Nature’s Predators on Your Homestead

If you are a homesteader already in full swing or if you are just beginning your journey into homesteading, there is one thing you can depend on. Your beautiful crops and well cared for animals are going to attract unwanted visitors at some time. Those red tomatoes or green heads of lettuce look like dinner to a wide range of critters, including bugs, worms, birds, raccoons, and squirrels. And those cute little chicks peeping away in their pen? Just a tasty morsel for a fox or a cat, wild or domestic. I myself have experienced the loss of several young chickens to a possum, something I never would have expected. Predators and thieves come in all shapes and sizes. In the interest of time, I will only address the protection of homestead animals in this article, saving the protection of crops for next week.

Many people will tell you that the loss of animals is just a part of homesteading. But you have spent valuable time and money on them, and protecting them from predators when possible just makes sense. Once predators know that your animals are easy prey, their numbers will multiply and their destruction will become more widespread. So, what are some steps you can take to keep those predators away from the animals on your property?

The first step should be to learn about the particular predators in your area. What kind of critters are they, how are they most likely to get to your animals, and at what time of day are they most active in looking for prey? For example, are there owls which swoop in from above to snatch up your poultry or rabbits in the dark of the night? Or is it a fox which is capable of digging under a fence and is most active during dawn and dusk? Keep in mind that a truly hungry predator may not keep to a particular time of day when trying to find food.

Let’s start with those predators that can dig under your fencing to get into a pen or run. While chicken wire is usually fine for keeping your animals in, it is often lightweight enough that a determined predator can bend it. It is better to use hardware cloth (or hardware mesh) when constructing your pen or run. It is made of a heavier gauge material than chicken wire. Bury the hardware mesh a minimum of two feet deep (four feet deep is even better, if possible). This will deter most predators from digging.

If you live in an area with lots of hawks and owls, you will need to place a cover over your run. Chicken wire will work fine for the purpose of keeping flying predators away from your animals. Your animals will be protected but will still have visibility and airflow. To provide shade, you can use a tarp over a section of the pen.

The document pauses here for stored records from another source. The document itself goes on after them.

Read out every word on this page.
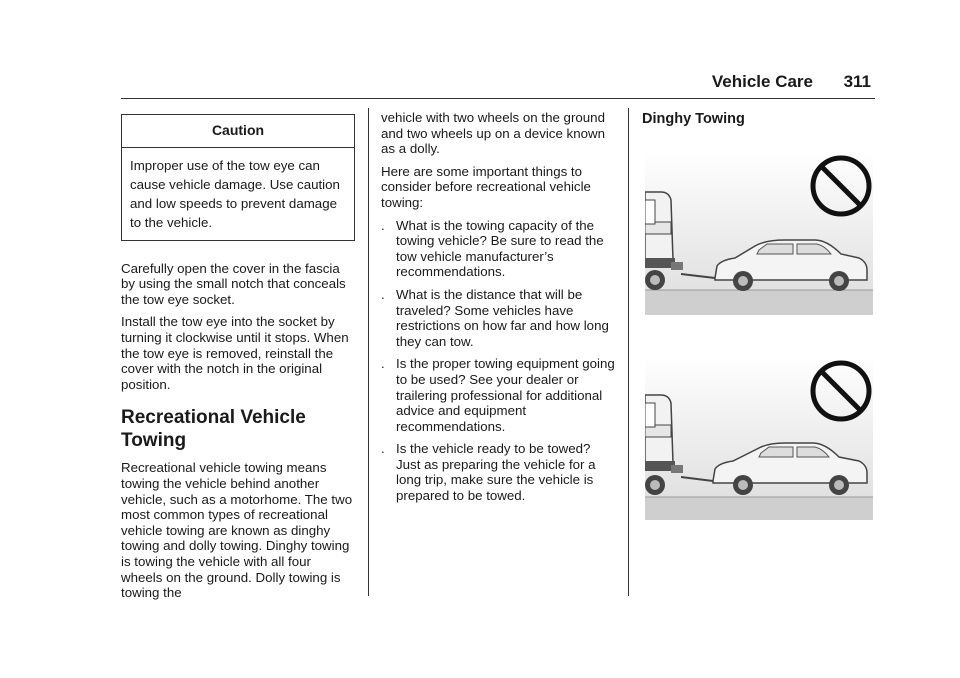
Vehicle Care 311
Caution
Improper use of the tow eye can cause vehicle damage. Use caution and low speeds to prevent damage to the vehicle.

Carefully open the cover in the fascia by using the small notch that conceals the tow eye socket.

Install the tow eye into the socket by turning it clockwise until it stops. When the tow eye is removed, reinstall the cover with the notch in the original position.

Recreational Vehicle Towing

Recreational vehicle towing means towing the vehicle behind another vehicle, such as a motorhome. The two most common types of recreational vehicle towing are known as dinghy towing and dolly towing. Dinghy towing is towing the vehicle with all four wheels on the ground. Dolly towing is towing the

vehicle with two wheels on the ground and two wheels up on a device known as a dolly.

Here are some important things to consider before recreational vehicle towing:

. What is the towing capacity of the towing vehicle? Be sure to read the tow vehicle manufacturer’s recommendations.
. What is the distance that will be traveled? Some vehicles have restrictions on how far and how long they can tow.
. Is the proper towing equipment going to be used? See your dealer or trailering professional for additional advice and equipment recommendations.
. Is the vehicle ready to be towed? Just as preparing the vehicle for a long trip, make sure the vehicle is prepared to be towed.
Dinghy Towing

Many predators will attack at night. Because of this, it is always a good idea to lock your homestead animals inside at night. Keep in mind that raccoons in particular are cunning little creatures who can open simple locks and bolts. To keep these sneaky little critters away from your quail or chicken eggs, use a carabiner as a lock. Smart as they are, raccoons can’t open a carabiner. Also, collect your eggs every day. Empty nests aren’t particularly attractive to predators.

What if your animals are free range rather than in a pen or run? One tactic for this situation is to hang some of your old CDs from trees and posts. These will usually scare away birds of prey. Some folks swear by electric fences around the perimeter of their property. They are inexpensive and relatively easy to install. A guard dog can also be helpful with free range animals. Make sure your dog is good with your homestead animals before you leave them together. You don’t want your guard dog turning into another predator!

So, don’t assume that losing a few animals to predators has to be a part of homesteading. With some planning ahead of time and some work on your part, you can protect your investment from the creatures that think of your homestead pens as a buffet for them to enjoy. Make it difficult for them to get to your animals, and chances are good that they will move along to easier prey somewhere else.